えこひいき日記
2003年3月8日のえこひいき日記
2003.03.08
先日、すこし循環器系が弱ってしまったのでちょっと検査をすることになった。その一環でホルター心電計という、ウォークマンくらいの大きさの心電計を装着して24時間心電を記録するというのをやってみた。小さい頃から心電図をとれば必ず再検査に回され、血圧を測れば血圧の低さのために脈が取れないということも私にとっては日常茶飯事なので(今回の検査のときも、脈拍を計る電子機器を使用したのだが、ことごとくエラーであった)、こうした検査にはある種の親近感すら覚えるのであるが、ホルター心電計は初めて使う検査器具だ。みょうにわくわくしながら検査に望んだ。
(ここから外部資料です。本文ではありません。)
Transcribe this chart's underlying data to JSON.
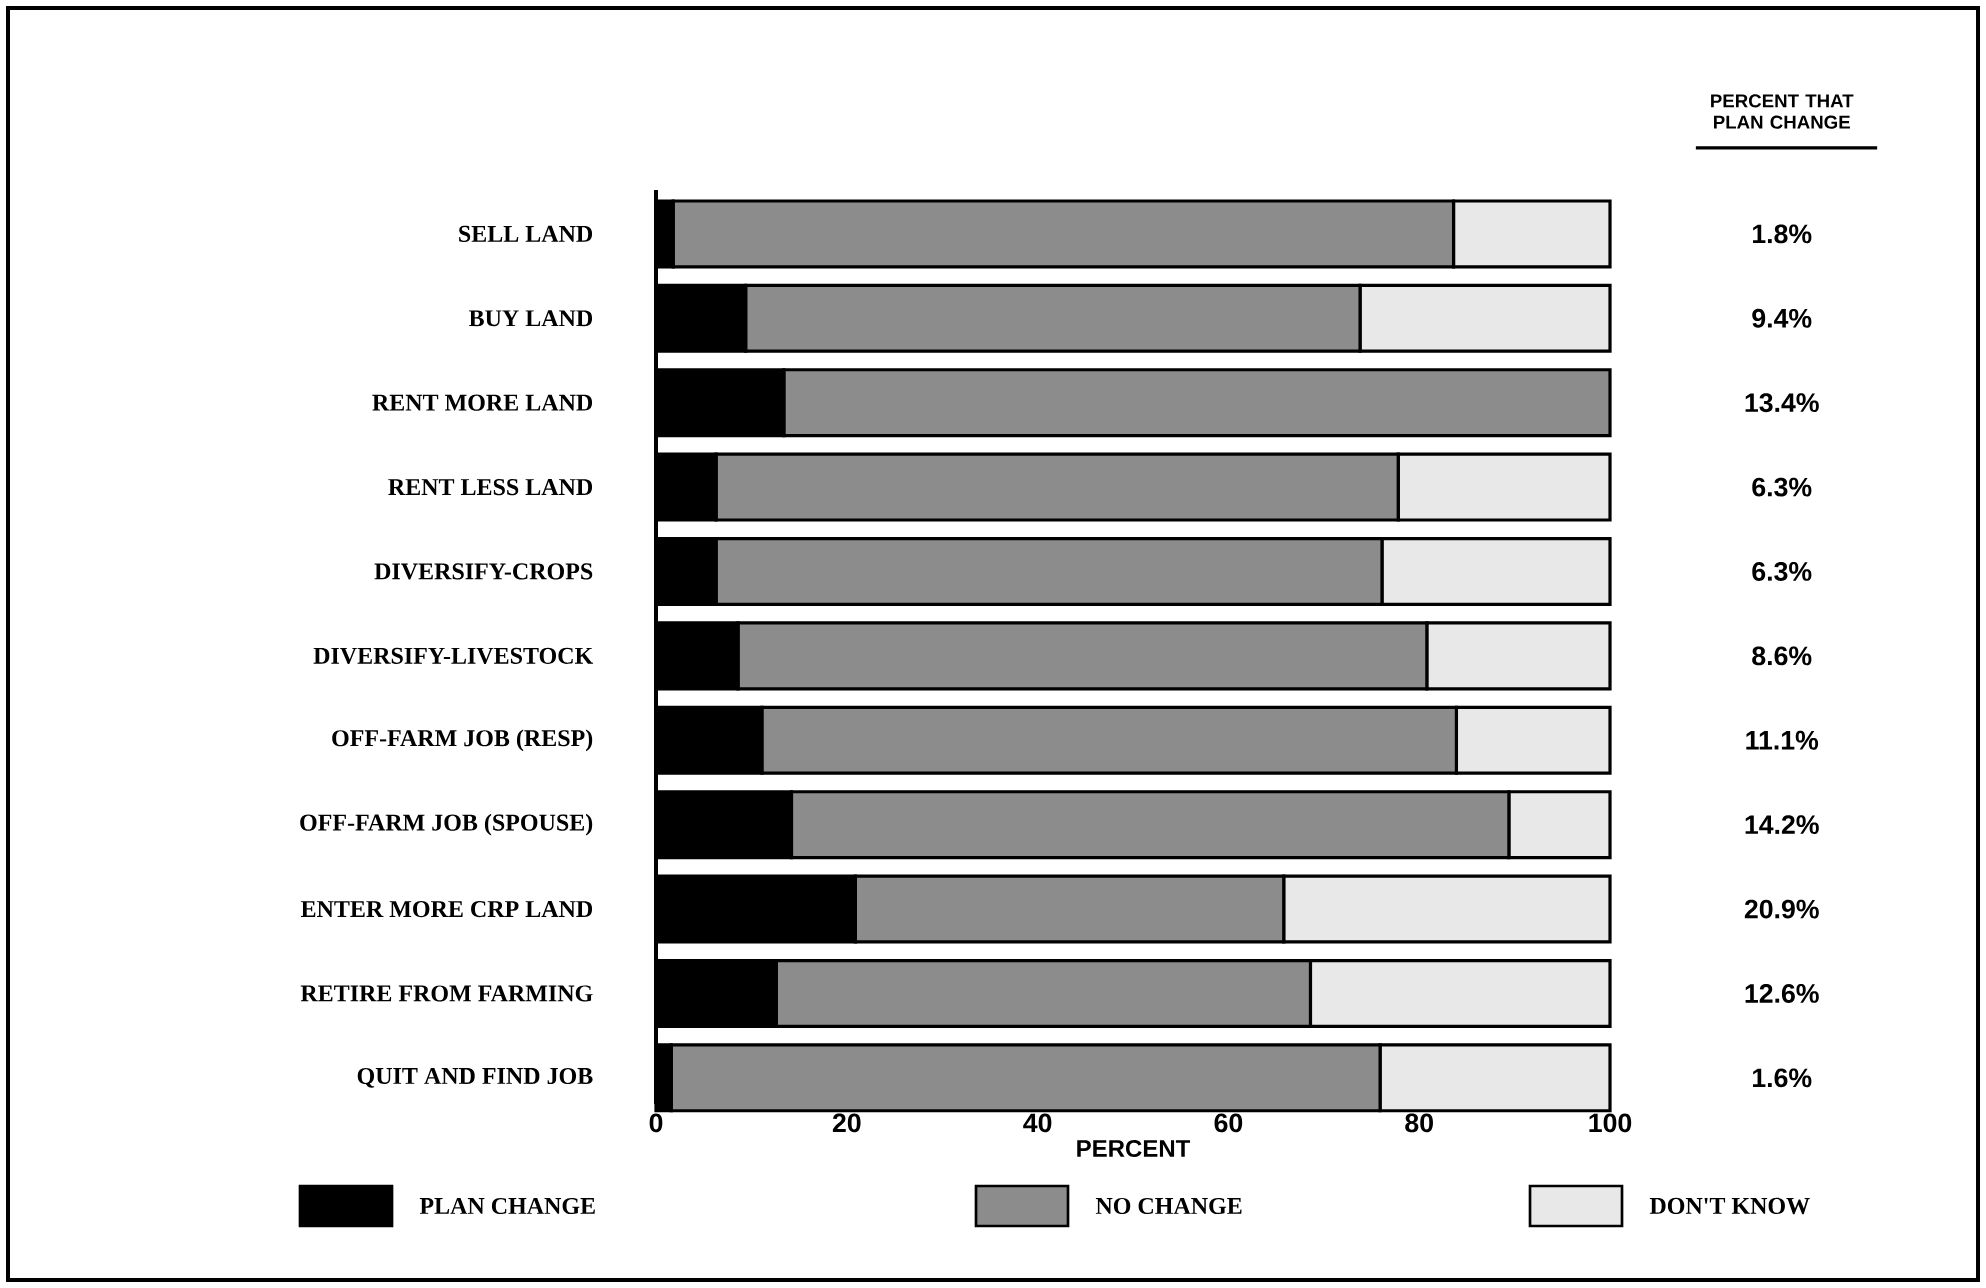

24時間の心電記録を行う目的は、発作のタイミングをつかまえるためである。うまく発作の状況が記録できれば原因や対策の分析に役立つ。逆にいえば、この24時間中に発作が起こってくれなければせっかくの高価な機器を使っての記録作業も残念なことになるわけで、私の心境はなかなか微妙だ。発作症状はぜんぜん楽しくないのだが、この24時間中に起こってくれないと、ちとコマル。医師も苦笑しながらこの検査の意味を説明してくれた。
私は勝手にこの検査を「ゴキブリほいほい作戦」と名付けた。ちなみにゴキブリは私が全く親近感を抱けない生物の一つなのだが(ゴキブリには申し訳ないが)、知るためには捕えなくてはならない。それといっしょで、けして「それ」(ゴキブリ、もしくは発作)にはまみえたくないのだが、捕まえて、知ろうとするならばその出現を願わなくてはならないのだ。
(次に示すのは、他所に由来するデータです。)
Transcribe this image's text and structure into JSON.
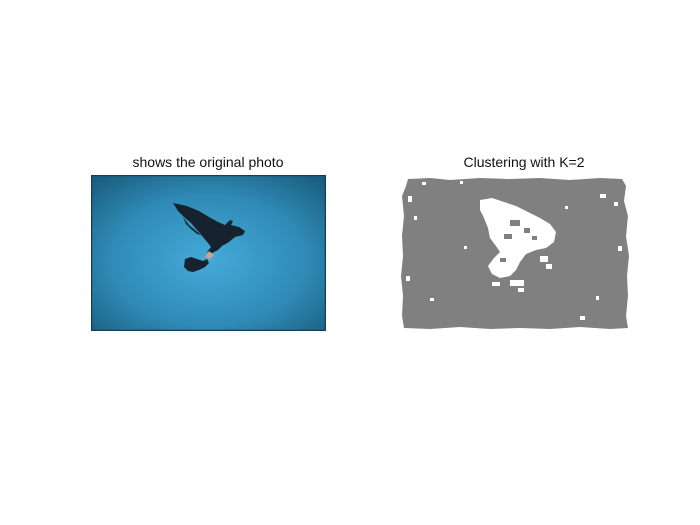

機具の装着とともに、医師から小さな記録用紙を渡された。この24時間中に「何時何分、何をした」というのを記録するのである。記録用紙にはスコア表のように、例えば「運動」とか「就寝」「起床」「食事」「投薬」「排泄」「乗り物に乗る」など、心電にアクションを与えやすい主な身体行動が予め記載されており、記録者は時間を書き入れてどの行動をしたかをマークすればいいようになっている。そして機具本体には「イベントボタン」と呼ばれるボタンがついていて、もしも発作が起こったらこのボタンを押すことによって心電記録自体にもマークを入れられるようになっている。自分の24時間をこのように意識的に過ごす機会はありそうでない。私はあるミッションを受けるように、神妙に医師の指示を聴いていた。
そいでもって最終的に「ゴキブリ」はキャッチできたのかというと、これが微妙だったのである。データは今分析に回っているのでその結果はまだわからないのだが、装着中の24時間に大物の「ゴキブリ」は出現しなかったので、なんだか微妙にがっかりしたような気分である。くそう。
でもまあ、自分の心臓とは生まれたときからの付き合いなので、ある程度は加減というか、距離というか、付き合い方がわかっている。その距離感に変化があるのかないのかを確かめるのが今回の検査の目的だ。距離感が変わったとしても自分がしたいことや基本的な生活が変わるものでもない。だから全く普通に仕事をしているので、これを読んでくださった方、どうぞ心配なさらず。
そういうことを慌てもせずに思える自分が不思議な気もするのだが、そのような自分に気がつけるのもこのような機会に恵まれたからに他ならない気がする。ひょっとしたら、まだこの程度のことだから余裕があるだけなのかもしれないが(だってこれのほかは食欲もあるし、よく眠れるし、血液検査も尿検査もスーパークリアなんだもん)、やっぱりわからないでうだうだするよりも、わかったり感じたりした上で答えが出たり出なかったりする方がよいような気がするのだ。
それにしても、ホルター心電計にしろ、便利な医療器具がいろいろ開発されていることには驚く。それを使用する必要があるかないか、機会があるかないかは別の問題として、さまざまな角度から「自分のことがわかる」技術や手法が用意されているのはなかなか素晴らしいことだ。心電計にしても「生体電流」の発見・・・つまり生物の営みを「電流」としてとらえてみる観点・・・がなければこのような機械の開発はなかったわけで、やはり多角的な興味を持つということは大事だし、面白いなあ、などと思った次第である。